Tuesday, November 09, 2010

How to Nudge Consumers to Be Environmentally Friendly - WSJ.com#printMode

Well, this article makes me go "hmmm....". Apparently, peer pressure does not end after high school, as if I hadn't noticed. This article sites multiple studies and experiments that point to peer pressure or at least the "pull of the crowd" as a more powerful driver of behavioral change than financial incentives, or social responsibility to "do the right thing". How to Nudge Consumers to Be Environmentally Friendly - WSJ.com#printMode.

This surprises me quite a bit, as I personally subscribe to a belief that people need to really have a strong internal (emotional) desire and motivation for change in order to actually make significant changes (and especially to stick with them).

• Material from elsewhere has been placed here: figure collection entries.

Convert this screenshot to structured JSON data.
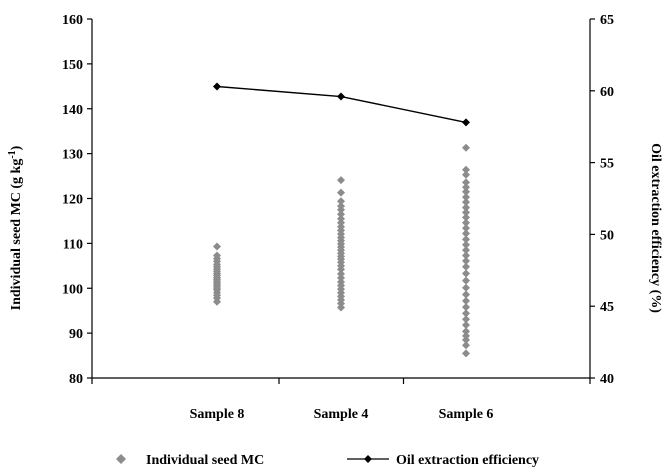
{
  "chart_data": {
    "type": "scatter",
    "categories": [
      "Sample 8",
      "Sample 4",
      "Sample 6"
    ],
    "left_axis": {
      "label": "Individual seed MC (g kg",
      "label_sup": "-1",
      "label_close": ")",
      "ylim": [
        80,
        160
      ],
      "ticks": [
        80,
        90,
        100,
        110,
        120,
        130,
        140,
        150,
        160
      ]
    },
    "right_axis": {
      "label": "Oil extraction efficiency (%)",
      "ylim": [
        40,
        65
      ],
      "ticks": [
        40,
        45,
        50,
        55,
        60,
        65
      ]
    },
    "series": [
      {
        "name": "Individual seed MC",
        "axis": "left",
        "marker": "diamond",
        "color": "#8c8c8c",
        "points": {
          "Sample 8": [
            109.3,
            107.3,
            106.6,
            106.0,
            105.3,
            104.8,
            104.3,
            103.8,
            103.3,
            102.9,
            102.4,
            102.0,
            101.6,
            101.2,
            100.8,
            100.4,
            100.0,
            99.6,
            99.0,
            98.4,
            97.8,
            97.0
          ],
          "Sample 4": [
            124.1,
            121.3,
            119.4,
            118.3,
            117.5,
            116.5,
            115.5,
            114.6,
            113.7,
            112.9,
            112.1,
            111.3,
            110.6,
            109.9,
            109.2,
            108.5,
            107.8,
            107.1,
            106.5,
            105.8,
            105.0,
            104.2,
            103.2,
            102.3,
            101.4,
            100.6,
            99.8,
            99.0,
            98.2,
            97.4,
            96.6,
            95.7
          ],
          "Sample 6": [
            131.3,
            126.4,
            125.3,
            123.6,
            122.5,
            121.5,
            120.3,
            119.2,
            118.0,
            116.9,
            115.8,
            114.6,
            113.4,
            112.2,
            110.9,
            109.7,
            108.5,
            107.3,
            106.1,
            104.8,
            103.3,
            101.7,
            100.1,
            98.6,
            97.2,
            95.8,
            94.4,
            93.1,
            91.8,
            90.4,
            89.4,
            88.5,
            87.3,
            85.5
          ]
        }
      },
      {
        "name": "Oil extraction efficiency",
        "axis": "right",
        "marker": "diamond-line",
        "color": "#000000",
        "values": [
          60.3,
          59.6,
          57.8
        ]
      }
    ],
    "legend": {
      "position": "bottom"
    },
    "grid": false
  }
}
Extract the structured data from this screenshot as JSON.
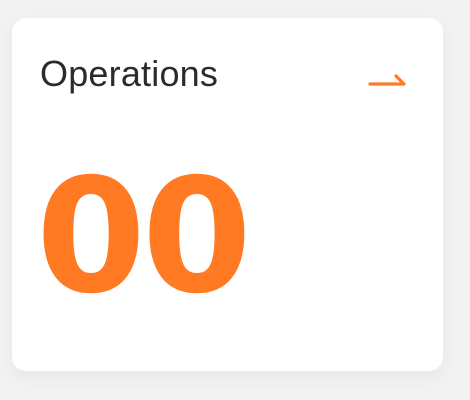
{
  "card": {
    "title": "Operations",
    "count": "00",
    "open_icon": "arrow-right-icon",
    "accent_color": "#ff7a22",
    "title_color": "#2b2b2b",
    "card_background": "#ffffff",
    "page_background": "#f2f2f2"
  }
}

In fact, in "The Heart of Change" by John Kotter, his research bears this out. The essence of Kotter's message is this: the reason so many change initiatives fail is that they rely too much on "data gathering, analysis, report writing, and presentations" instead of a more creative approach aimed at grabbing the "feelings that motivate useful action." (Citation, Amazon.com Review) So perhaps the peer pressure, the subconscious need that many of us have to "fit in" is enough of an emotional pull to incite some level of change after all. If this is the case, we have much work to do to reverse our consumption-oriented "more and bigger is better" culture! (In my humble opinion, of course!).